The dynamics model developed includes aerodynamic drag effects modelled using the Rayleigh drag equation. There is little consensus in the literature on how best to model aerodynamic drag for a multirotor UAV, so an experimental study of the drag behaviour of a quadrotor airframe was conducted. A quadrotor airframe was mounted at a range of pitch and yaw angles in a wind tunnel, and the drag forces on the airframe were measured across a range of wind speeds. The results of this study showed that a Rayleigh drag model accurately models the UAV’s aerodynamic drag behaviour.

An experimental flight platform was then developed to allow for physical data collection. This platform consisted of a standard cross configuration quadrotor airfarme, with Hall effect sensors added to measure the angular velocities of the propellers. The Hall effect sensors and inertial measurement unit used were calibrated against known reference values, using test fixtures designed for each sensor, and their signal-to-noise ratios (SNRs) were derived, with all sensors having SNRs greater than 25 dB. Ground truth flight data was obtained using a motion capture system, and required the implementation of synchronisation between the onboard sensor clock and the external motion capture clock. A modified form of the IEEE 802.11 clock synchronisation protocol was implemented, with an infrared LED used to obtain a 20 Hz synchronisation pulse with the motion capture system.

Next, identification of the model’s parameters was investigated. Parameter identification methods for UAV systems in the literature are typically applied prior to flight operations, whereas this thesis considers the use of such methods during flight operations to allow for online tuning and adaptation to changing flight conditions. Four common white-box parameter identification methods were implemented and were applied to both synthetic data and experimental flight data in an open-loop control configuration. Error metrics for the performance of each method were defined, including a definition of pose error that captured both the overall desired behaviour of the airframe, as well as including the quaternion orientation representation. Application of the parameter identification methods to the synthetic data showed that Levenberg-Marquardt gradient descent had the best performance, including when synthetic noise was added to the simulated data, with this method yielding pose errors 75% smaller than the other methods at SNRs down to 20 dB. Levenberg-Marquardt gradient descent was also the most performant method on the experimental flight data, with median quaternion distance errors below 0.3 rad, but maximum distance errors comparable to the experimental flight envelope.

Finally, a nonlinear model predictive control system that incorporated both the nonlinear dynamics model and online parameter identification was developed.

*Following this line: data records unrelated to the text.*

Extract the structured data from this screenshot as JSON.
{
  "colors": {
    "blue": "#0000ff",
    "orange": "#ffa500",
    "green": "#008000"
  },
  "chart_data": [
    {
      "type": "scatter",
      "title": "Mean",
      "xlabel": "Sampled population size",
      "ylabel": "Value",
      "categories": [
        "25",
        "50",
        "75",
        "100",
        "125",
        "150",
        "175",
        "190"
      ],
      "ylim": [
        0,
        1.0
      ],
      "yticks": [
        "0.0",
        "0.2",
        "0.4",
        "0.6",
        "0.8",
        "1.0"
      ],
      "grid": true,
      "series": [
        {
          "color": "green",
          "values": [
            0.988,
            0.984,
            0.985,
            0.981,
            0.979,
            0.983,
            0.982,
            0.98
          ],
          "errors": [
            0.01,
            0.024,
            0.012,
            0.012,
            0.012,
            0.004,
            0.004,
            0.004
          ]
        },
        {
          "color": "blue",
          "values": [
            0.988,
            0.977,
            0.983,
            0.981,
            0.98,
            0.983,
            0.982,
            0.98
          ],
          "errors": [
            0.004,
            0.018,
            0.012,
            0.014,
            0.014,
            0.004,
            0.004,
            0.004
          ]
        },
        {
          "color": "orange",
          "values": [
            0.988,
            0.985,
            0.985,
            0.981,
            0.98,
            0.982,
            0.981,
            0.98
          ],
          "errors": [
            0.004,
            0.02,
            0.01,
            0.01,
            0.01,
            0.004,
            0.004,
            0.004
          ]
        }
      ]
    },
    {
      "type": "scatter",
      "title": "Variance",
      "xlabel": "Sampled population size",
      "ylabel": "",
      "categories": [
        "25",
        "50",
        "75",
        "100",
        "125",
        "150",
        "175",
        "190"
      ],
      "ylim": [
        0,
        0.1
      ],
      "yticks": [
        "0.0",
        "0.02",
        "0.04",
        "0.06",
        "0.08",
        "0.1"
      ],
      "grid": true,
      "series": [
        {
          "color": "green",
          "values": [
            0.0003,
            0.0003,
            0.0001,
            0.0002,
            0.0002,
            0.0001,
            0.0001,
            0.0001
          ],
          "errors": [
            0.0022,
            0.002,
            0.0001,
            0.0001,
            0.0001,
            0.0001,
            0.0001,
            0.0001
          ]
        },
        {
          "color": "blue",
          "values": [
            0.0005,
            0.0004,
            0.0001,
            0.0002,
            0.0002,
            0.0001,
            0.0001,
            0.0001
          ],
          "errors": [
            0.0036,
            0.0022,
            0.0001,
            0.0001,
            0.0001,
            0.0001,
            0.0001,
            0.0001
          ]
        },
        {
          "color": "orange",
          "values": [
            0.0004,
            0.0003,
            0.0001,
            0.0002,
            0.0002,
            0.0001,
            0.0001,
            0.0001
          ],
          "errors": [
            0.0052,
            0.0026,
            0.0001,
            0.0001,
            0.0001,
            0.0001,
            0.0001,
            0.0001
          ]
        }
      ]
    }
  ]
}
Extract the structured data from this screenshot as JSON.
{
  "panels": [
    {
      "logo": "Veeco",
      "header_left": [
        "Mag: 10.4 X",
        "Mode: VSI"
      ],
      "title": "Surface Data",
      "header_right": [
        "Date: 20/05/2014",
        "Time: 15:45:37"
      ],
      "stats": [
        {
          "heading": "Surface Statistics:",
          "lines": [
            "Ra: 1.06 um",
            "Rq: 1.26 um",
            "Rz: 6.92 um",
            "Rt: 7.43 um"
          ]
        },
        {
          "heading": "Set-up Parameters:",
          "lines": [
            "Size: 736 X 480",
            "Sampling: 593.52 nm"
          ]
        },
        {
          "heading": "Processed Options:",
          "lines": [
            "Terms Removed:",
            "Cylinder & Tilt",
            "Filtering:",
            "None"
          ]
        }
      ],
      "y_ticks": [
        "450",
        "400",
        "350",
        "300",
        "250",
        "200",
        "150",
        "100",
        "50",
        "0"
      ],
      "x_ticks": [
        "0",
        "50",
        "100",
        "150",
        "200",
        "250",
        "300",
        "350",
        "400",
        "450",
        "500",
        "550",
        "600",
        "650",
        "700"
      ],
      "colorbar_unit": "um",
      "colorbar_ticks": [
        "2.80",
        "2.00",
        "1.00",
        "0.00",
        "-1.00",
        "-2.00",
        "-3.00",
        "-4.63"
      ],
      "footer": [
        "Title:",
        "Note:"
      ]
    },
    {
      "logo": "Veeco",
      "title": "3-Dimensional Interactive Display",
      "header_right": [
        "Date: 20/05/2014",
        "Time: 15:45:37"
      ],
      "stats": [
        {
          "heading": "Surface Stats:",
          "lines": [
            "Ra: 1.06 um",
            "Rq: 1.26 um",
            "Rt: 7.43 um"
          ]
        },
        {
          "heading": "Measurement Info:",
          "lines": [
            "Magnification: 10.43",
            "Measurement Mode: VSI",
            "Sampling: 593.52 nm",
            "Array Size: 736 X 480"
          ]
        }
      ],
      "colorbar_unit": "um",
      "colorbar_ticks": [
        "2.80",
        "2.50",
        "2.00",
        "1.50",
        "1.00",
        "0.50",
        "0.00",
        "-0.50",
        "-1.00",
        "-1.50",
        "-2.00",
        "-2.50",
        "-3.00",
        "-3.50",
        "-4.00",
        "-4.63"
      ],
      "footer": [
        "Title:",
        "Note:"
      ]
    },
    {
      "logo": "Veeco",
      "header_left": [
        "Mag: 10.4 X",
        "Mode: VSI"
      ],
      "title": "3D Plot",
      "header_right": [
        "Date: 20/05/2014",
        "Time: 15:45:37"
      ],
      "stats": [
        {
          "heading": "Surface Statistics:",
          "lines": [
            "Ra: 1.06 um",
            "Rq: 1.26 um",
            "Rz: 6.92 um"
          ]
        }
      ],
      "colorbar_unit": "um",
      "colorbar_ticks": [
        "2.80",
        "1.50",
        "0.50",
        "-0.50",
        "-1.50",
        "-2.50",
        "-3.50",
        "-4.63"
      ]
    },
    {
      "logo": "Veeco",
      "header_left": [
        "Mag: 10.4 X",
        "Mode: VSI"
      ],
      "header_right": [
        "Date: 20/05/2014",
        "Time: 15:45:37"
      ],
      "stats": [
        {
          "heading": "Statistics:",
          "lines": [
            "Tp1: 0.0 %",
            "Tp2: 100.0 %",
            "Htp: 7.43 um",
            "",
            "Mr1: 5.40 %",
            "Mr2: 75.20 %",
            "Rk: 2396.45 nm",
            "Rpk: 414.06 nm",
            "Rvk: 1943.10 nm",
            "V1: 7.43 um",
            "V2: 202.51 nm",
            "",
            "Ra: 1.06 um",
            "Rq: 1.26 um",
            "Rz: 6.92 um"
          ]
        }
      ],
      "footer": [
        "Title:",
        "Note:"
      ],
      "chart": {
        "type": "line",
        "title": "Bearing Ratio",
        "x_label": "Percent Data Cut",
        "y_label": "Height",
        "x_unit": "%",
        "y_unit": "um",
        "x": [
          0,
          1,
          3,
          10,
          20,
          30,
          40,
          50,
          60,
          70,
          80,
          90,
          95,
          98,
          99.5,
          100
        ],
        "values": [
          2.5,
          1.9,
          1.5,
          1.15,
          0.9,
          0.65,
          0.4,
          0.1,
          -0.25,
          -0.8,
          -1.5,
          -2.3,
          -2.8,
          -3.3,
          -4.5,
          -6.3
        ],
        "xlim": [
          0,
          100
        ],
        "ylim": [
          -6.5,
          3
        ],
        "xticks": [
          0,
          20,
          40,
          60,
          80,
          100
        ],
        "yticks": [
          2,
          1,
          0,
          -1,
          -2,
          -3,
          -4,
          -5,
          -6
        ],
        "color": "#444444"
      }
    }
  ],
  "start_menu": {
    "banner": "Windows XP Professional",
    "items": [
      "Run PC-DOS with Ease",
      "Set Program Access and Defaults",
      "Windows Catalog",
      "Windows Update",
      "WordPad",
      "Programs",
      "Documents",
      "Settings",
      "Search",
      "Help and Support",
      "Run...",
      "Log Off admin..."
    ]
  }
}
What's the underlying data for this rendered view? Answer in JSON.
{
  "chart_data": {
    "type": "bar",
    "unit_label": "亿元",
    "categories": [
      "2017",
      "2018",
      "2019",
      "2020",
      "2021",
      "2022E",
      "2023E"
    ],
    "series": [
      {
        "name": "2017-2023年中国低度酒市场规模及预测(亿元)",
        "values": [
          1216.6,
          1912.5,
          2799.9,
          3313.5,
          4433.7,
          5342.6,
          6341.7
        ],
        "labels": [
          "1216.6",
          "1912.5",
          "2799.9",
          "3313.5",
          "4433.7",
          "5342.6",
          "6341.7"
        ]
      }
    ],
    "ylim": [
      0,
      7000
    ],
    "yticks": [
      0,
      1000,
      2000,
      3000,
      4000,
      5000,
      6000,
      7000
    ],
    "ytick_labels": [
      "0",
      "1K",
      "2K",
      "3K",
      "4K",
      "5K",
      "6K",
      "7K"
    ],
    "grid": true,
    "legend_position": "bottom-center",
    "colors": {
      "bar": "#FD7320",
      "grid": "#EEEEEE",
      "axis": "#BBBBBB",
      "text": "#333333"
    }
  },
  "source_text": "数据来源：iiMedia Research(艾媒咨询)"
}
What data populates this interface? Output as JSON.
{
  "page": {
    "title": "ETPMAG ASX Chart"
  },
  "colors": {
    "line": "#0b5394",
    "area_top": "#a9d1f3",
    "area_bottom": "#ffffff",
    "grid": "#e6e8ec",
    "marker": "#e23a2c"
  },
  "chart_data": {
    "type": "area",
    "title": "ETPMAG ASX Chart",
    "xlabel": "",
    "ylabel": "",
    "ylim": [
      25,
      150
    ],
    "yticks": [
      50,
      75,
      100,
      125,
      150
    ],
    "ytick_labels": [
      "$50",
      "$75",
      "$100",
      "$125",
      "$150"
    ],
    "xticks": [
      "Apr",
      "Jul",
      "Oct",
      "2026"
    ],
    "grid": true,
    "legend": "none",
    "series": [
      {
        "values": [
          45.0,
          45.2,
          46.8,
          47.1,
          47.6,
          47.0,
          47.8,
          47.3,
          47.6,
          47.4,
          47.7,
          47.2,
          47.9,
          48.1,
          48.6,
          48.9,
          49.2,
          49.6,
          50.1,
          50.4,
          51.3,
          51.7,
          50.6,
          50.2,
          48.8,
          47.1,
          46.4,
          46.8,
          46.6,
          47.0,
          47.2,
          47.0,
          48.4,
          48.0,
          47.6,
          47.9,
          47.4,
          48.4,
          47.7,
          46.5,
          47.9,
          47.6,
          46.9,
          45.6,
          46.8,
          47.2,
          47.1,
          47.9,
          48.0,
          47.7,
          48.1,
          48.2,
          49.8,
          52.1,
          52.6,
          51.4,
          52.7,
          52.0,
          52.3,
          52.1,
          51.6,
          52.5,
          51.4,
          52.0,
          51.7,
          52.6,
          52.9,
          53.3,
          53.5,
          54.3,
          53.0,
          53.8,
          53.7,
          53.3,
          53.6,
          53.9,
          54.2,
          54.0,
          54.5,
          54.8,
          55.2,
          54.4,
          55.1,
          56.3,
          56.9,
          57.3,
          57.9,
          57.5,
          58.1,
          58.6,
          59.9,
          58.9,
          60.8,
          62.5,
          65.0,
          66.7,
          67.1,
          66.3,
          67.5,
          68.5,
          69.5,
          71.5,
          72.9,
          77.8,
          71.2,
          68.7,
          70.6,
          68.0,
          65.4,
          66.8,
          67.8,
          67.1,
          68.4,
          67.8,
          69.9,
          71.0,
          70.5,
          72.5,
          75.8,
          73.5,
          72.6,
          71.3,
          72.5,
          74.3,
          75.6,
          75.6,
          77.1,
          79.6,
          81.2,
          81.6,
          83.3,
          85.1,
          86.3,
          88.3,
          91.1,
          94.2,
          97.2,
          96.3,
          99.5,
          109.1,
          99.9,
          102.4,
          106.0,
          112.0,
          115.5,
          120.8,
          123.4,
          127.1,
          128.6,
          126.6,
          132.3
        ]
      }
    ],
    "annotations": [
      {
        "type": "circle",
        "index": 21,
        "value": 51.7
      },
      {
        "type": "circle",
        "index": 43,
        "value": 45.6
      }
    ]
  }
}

A novel cost function based upon the pose error metric was used to prioritise trajectory tracking, with comparison with a standard quadratic cost function showing that the pose error cost function gave better tracking performance and was better able to track target quaternion orientations. The controller was tested on synthetic flight trajectories, including airframe parameter changes and external wind disturbances, and was shown to maintain accurate trajectory tracking when subjected to these conditions, although the controller’s high computation cost prevented its use in an experimental setting.